Reliance Industries (RIL) share price gained in the early trade on February 23 after the company said that it has initiated the process of carving out its Oil-to-Chemicals (O2C) business into an independent subsidiary. The company in a press release said that it will retain 100 percent management control of the subsidiary.
In a notification to exchanges, RIL said that its existing O2C operating team will move to the newly-created subsidiary with the transfer of business, but there will be no dilution of earnings or any restriction on the cash flows.
The promoter group will continue to hold a 49.14 percent stake in the O2C business after the re organisation and that the process will result in no change in shareholding of the company.
According to the conglomerate, all its refining, marketing and petrochemical assets will be transferred to the O2C subsidiary.
Reliance said that it expects to receive approval orders from National Company Law Tribunal (NCLT) Mumbai and NCLT Ahmedabad by Q2 FY22.

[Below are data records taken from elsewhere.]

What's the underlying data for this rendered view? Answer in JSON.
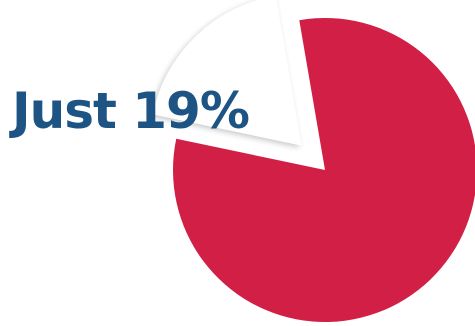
{
  "chart_data": {
    "type": "pie",
    "slices": [
      {
        "value": 19,
        "color": "#ffffff",
        "exploded": true
      },
      {
        "value": 81,
        "color": "#d11f46",
        "exploded": false
      }
    ]
  },
  "callout": {
    "text": "Just 19%",
    "color": "#1d5484"
  }
}
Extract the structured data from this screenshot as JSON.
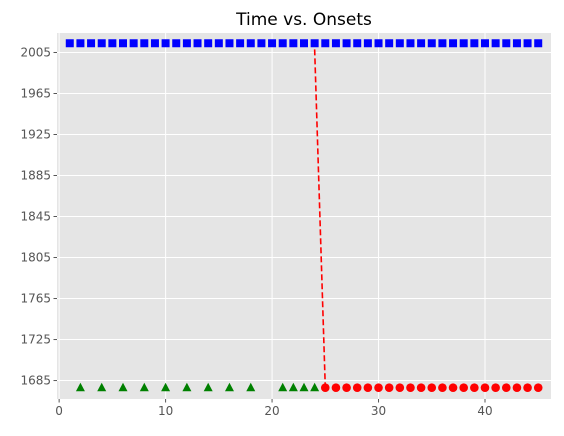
{
  "chart_data": {
    "type": "scatter",
    "title": "Time vs. Onsets",
    "xlabel": "",
    "ylabel": "",
    "xlim": [
      -0.2,
      46.2
    ],
    "ylim": [
      1667,
      2024
    ],
    "xticks": [
      0,
      10,
      20,
      30,
      40
    ],
    "yticks": [
      1685,
      1725,
      1765,
      1805,
      1845,
      1885,
      1925,
      1965,
      2005
    ],
    "grid": true,
    "background": "#e5e5e5",
    "series": [
      {
        "marker": "square",
        "color": "#0000ff",
        "points": [
          [
            1,
            2014
          ],
          [
            2,
            2014
          ],
          [
            3,
            2014
          ],
          [
            4,
            2014
          ],
          [
            5,
            2014
          ],
          [
            6,
            2014
          ],
          [
            7,
            2014
          ],
          [
            8,
            2014
          ],
          [
            9,
            2014
          ],
          [
            10,
            2014
          ],
          [
            11,
            2014
          ],
          [
            12,
            2014
          ],
          [
            13,
            2014
          ],
          [
            14,
            2014
          ],
          [
            15,
            2014
          ],
          [
            16,
            2014
          ],
          [
            17,
            2014
          ],
          [
            18,
            2014
          ],
          [
            19,
            2014
          ],
          [
            20,
            2014
          ],
          [
            21,
            2014
          ],
          [
            22,
            2014
          ],
          [
            23,
            2014
          ],
          [
            24,
            2014
          ],
          [
            25,
            2014
          ],
          [
            26,
            2014
          ],
          [
            27,
            2014
          ],
          [
            28,
            2014
          ],
          [
            29,
            2014
          ],
          [
            30,
            2014
          ],
          [
            31,
            2014
          ],
          [
            32,
            2014
          ],
          [
            33,
            2014
          ],
          [
            34,
            2014
          ],
          [
            35,
            2014
          ],
          [
            36,
            2014
          ],
          [
            37,
            2014
          ],
          [
            38,
            2014
          ],
          [
            39,
            2014
          ],
          [
            40,
            2014
          ],
          [
            41,
            2014
          ],
          [
            42,
            2014
          ],
          [
            43,
            2014
          ],
          [
            44,
            2014
          ],
          [
            45,
            2014
          ]
        ]
      },
      {
        "marker": "triangle",
        "color": "#008000",
        "points": [
          [
            2,
            1678
          ],
          [
            4,
            1678
          ],
          [
            6,
            1678
          ],
          [
            8,
            1678
          ],
          [
            10,
            1678
          ],
          [
            12,
            1678
          ],
          [
            14,
            1678
          ],
          [
            16,
            1678
          ],
          [
            18,
            1678
          ],
          [
            21,
            1678
          ],
          [
            22,
            1678
          ],
          [
            23,
            1678
          ],
          [
            24,
            1678
          ]
        ]
      },
      {
        "marker": "circle",
        "color": "#ff0000",
        "points": [
          [
            25,
            1678
          ],
          [
            26,
            1678
          ],
          [
            27,
            1678
          ],
          [
            28,
            1678
          ],
          [
            29,
            1678
          ],
          [
            30,
            1678
          ],
          [
            31,
            1678
          ],
          [
            32,
            1678
          ],
          [
            33,
            1678
          ],
          [
            34,
            1678
          ],
          [
            35,
            1678
          ],
          [
            36,
            1678
          ],
          [
            37,
            1678
          ],
          [
            38,
            1678
          ],
          [
            39,
            1678
          ],
          [
            40,
            1678
          ],
          [
            41,
            1678
          ],
          [
            42,
            1678
          ],
          [
            43,
            1678
          ],
          [
            44,
            1678
          ],
          [
            45,
            1678
          ]
        ]
      },
      {
        "marker": "none",
        "line": "dashed",
        "color": "#ff0000",
        "points": [
          [
            24,
            2008
          ],
          [
            25,
            1678
          ]
        ]
      }
    ]
  }
}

RIL said it expects to retain its investment grade international (BBB+/Baa2) and domestic AAA credit ratings.
The O2C demerger plan points to the next leg of expansion & clarity on next investment cycle. It’s a step towards monetisation & acceleration of its new energy & material plans.
The reorganisation will support strategic partnerships & new investors in O2C business and it will have four growth engines- Digital, Retail, New Materials & New Energy.
Research house see significant upside risk to the earnings & multiples for O2C, reported CNBC-TV18.
There should be a reasonable amount of value unlocking and stock is building in EV of USD 62-63 billion for O2C business at current levels. The economic interest in O2C business continues to be 100%, said Harshvardhan Dole, VP-Institutional Equities, IIFL to CNBC-TV18.
The cash generation from O2C business should continue and opportunity landscape for renewables business is significant, he added.